Okay. We do have 3 questions. So the first question is from the Carpenter Union Pension Funds with combined assets of $70 billion, have a collective ownership position of 219,056 shares of company common stock. As long-term shareholders, we appreciate the efforts of the company to address the difficulties faced by employees, customers and other important stakeholders during the COVID-19 pandemic. Our funds are strong advocates for a majority vote standard in director elections. The majority standard provides shareholders a meaningful voting right and provides an appropriate level of Board accountability. Will the Board consider the adoption of a majority vote standard for uncontested elections? [ And if it ] has, could you indicate why investor retained plurality vote standard? Thank you. Mr. Cotter, could you answer that question, please?

Jeffrey Cotter

executive
#6

Yes. Thank you, Ed. And that was Ed Merritt, our Treasurer and Vice President of Finance.
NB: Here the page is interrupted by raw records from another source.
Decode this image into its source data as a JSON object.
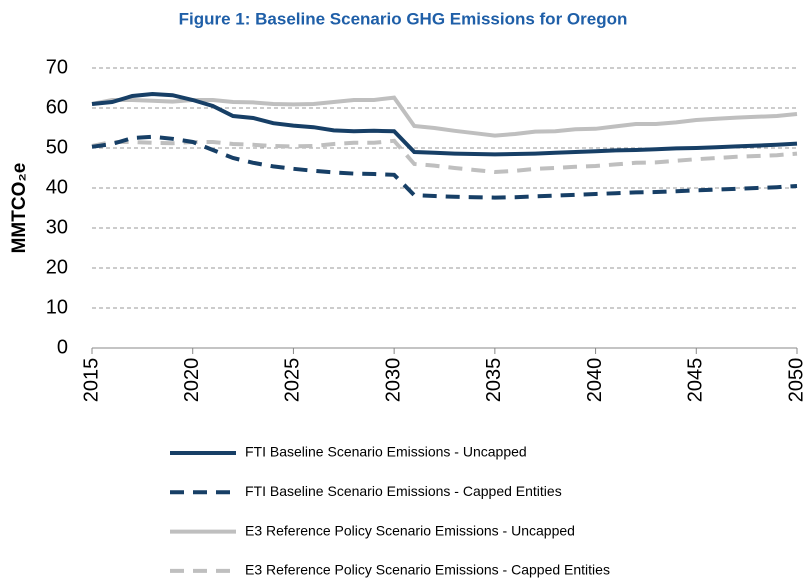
{
  "chart_data": {
    "type": "line",
    "title": "Figure 1: Baseline Scenario GHG Emissions for Oregon",
    "y_label": "MMTCO₂e",
    "x": [
      2015,
      2016,
      2017,
      2018,
      2019,
      2020,
      2021,
      2022,
      2023,
      2024,
      2025,
      2026,
      2027,
      2028,
      2029,
      2030,
      2031,
      2032,
      2033,
      2034,
      2035,
      2036,
      2037,
      2038,
      2039,
      2040,
      2041,
      2042,
      2043,
      2044,
      2045,
      2046,
      2047,
      2048,
      2049,
      2050
    ],
    "xlim": [
      2015,
      2050
    ],
    "xticks": [
      2015,
      2020,
      2025,
      2030,
      2035,
      2040,
      2045,
      2050
    ],
    "ylim": [
      0,
      70
    ],
    "yticks": [
      0,
      10,
      20,
      30,
      40,
      50,
      60,
      70
    ],
    "grid": true,
    "series": [
      {
        "name": "FTI Baseline Scenario Emissions - Uncapped",
        "color": "#173f66",
        "style": "solid",
        "values": [
          61,
          61.5,
          63,
          63.5,
          63.2,
          62,
          60.5,
          58,
          57.5,
          56.2,
          55.6,
          55.2,
          54.4,
          54.2,
          54.3,
          54.2,
          49,
          48.8,
          48.6,
          48.5,
          48.4,
          48.5,
          48.6,
          48.8,
          49,
          49.2,
          49.4,
          49.5,
          49.7,
          49.9,
          50,
          50.2,
          50.4,
          50.6,
          50.8,
          51.1
        ]
      },
      {
        "name": "FTI Baseline Scenario Emissions - Capped Entities",
        "color": "#173f66",
        "style": "dashed",
        "values": [
          50.3,
          51,
          52.5,
          52.8,
          52.3,
          51.5,
          49.5,
          47.5,
          46.3,
          45.4,
          44.8,
          44.3,
          43.9,
          43.6,
          43.5,
          43.3,
          38.2,
          38,
          37.8,
          37.7,
          37.6,
          37.7,
          37.9,
          38.1,
          38.3,
          38.5,
          38.7,
          38.9,
          39,
          39.2,
          39.4,
          39.6,
          39.8,
          40,
          40.2,
          40.5
        ]
      },
      {
        "name": "E3 Reference Policy Scenario Emissions - Uncapped",
        "color": "#bfbfbf",
        "style": "solid",
        "values": [
          61,
          62,
          62,
          61.8,
          61.6,
          62,
          62,
          61.5,
          61.4,
          61,
          60.9,
          61,
          61.5,
          62,
          62,
          62.6,
          55.5,
          55,
          54.3,
          53.7,
          53.1,
          53.5,
          54.1,
          54.2,
          54.7,
          54.8,
          55.4,
          56,
          56,
          56.4,
          57,
          57.3,
          57.6,
          57.8,
          58,
          58.5
        ]
      },
      {
        "name": "E3 Reference Policy Scenario Emissions - Capped Entities",
        "color": "#bfbfbf",
        "style": "dashed",
        "values": [
          50.5,
          51.5,
          51.5,
          51.3,
          51.2,
          51.5,
          51.5,
          51,
          50.8,
          50.5,
          50.4,
          50.5,
          51,
          51.3,
          51.3,
          51.8,
          46,
          45.6,
          45,
          44.5,
          44,
          44.3,
          44.8,
          45,
          45.3,
          45.5,
          45.9,
          46.3,
          46.4,
          46.8,
          47.2,
          47.5,
          47.8,
          48,
          48.2,
          48.6
        ]
      }
    ]
  }
}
The Board would absolutely be willing to consider this proposal and would appreciate the opportunity to engage in a discussion with the shareholder concerning this question. Thank you for that question.

Ed Merritt

executive
#7

All right. Thank you. Our next question is the recent growth in the size of passive mutual funds. Corporate ownership assets in U.S. corporation have been dramatic, raising important public policy and corporate governance issues. Currently, BlackRock holds 12%, and Vanguard, 9% of the company's outstanding shares. BlackRock is an investment manager for a portion of the company's retirement plan. Has the Board see this growing ownership concentration as a positive or negative development as regards to long-term corporate planning and performance? Also, are there any potential conflicts of interest when a 5% holder is managing company retirement plan assets? I'll take that one. So as far as the growing ownership of passive investors, that's really an industry-wide event that we're seeing. I don't know that it's necessarily a positive or a negative for us. It doesn't impact our strategy. We continue down the strategy that we've undertaken and we've announced to investors. And this ownership continues to grow in passive funds across most of -- most companies in the market. With regard to the question on the retirement plan, so the retirement plan has a separate Board of Directors, with the fiduciary duty to act in the best interest of participants. We also want a separate management firm, which assists with the selection of asset managers in that fund. So I do not see that there's a conflict of interest as we do remain independence and we act in the best interest of the participants in the 401(k). The last question is probably for Madam Chair. It says, "Are there any goals to recruit more women on the Board of Directors?" Ms. McKissack, can you take that?

Cheryl Mayberry McKissack

executive
#8

Thank you. This is Cheryl Mayberry McKissack. We obviously are very open to being inclusive, as indicated certainly by my Chair role of Deluxe. And we are always looking for inclusivity in candidates to serve on our Board, and we will continue to do so as we move forward.

Ed Merritt

executive
#9

Currently, Mr. Cotter, I do not see any more questions in the queue.

Jeffrey Cotter

executive
#10

Thank you, Ed. And thank you again, ladies and gentlemen, for attending this year's Annual Meeting of Shareholders. We are pleased that you participated virtually with us today and for being active participants in Deluxe's transformational journey. With that, I will now adjourn the meeting.

Operator

operator
#11

The conference has now concluded. Thank you for attending today's presentation. You may now disconnect.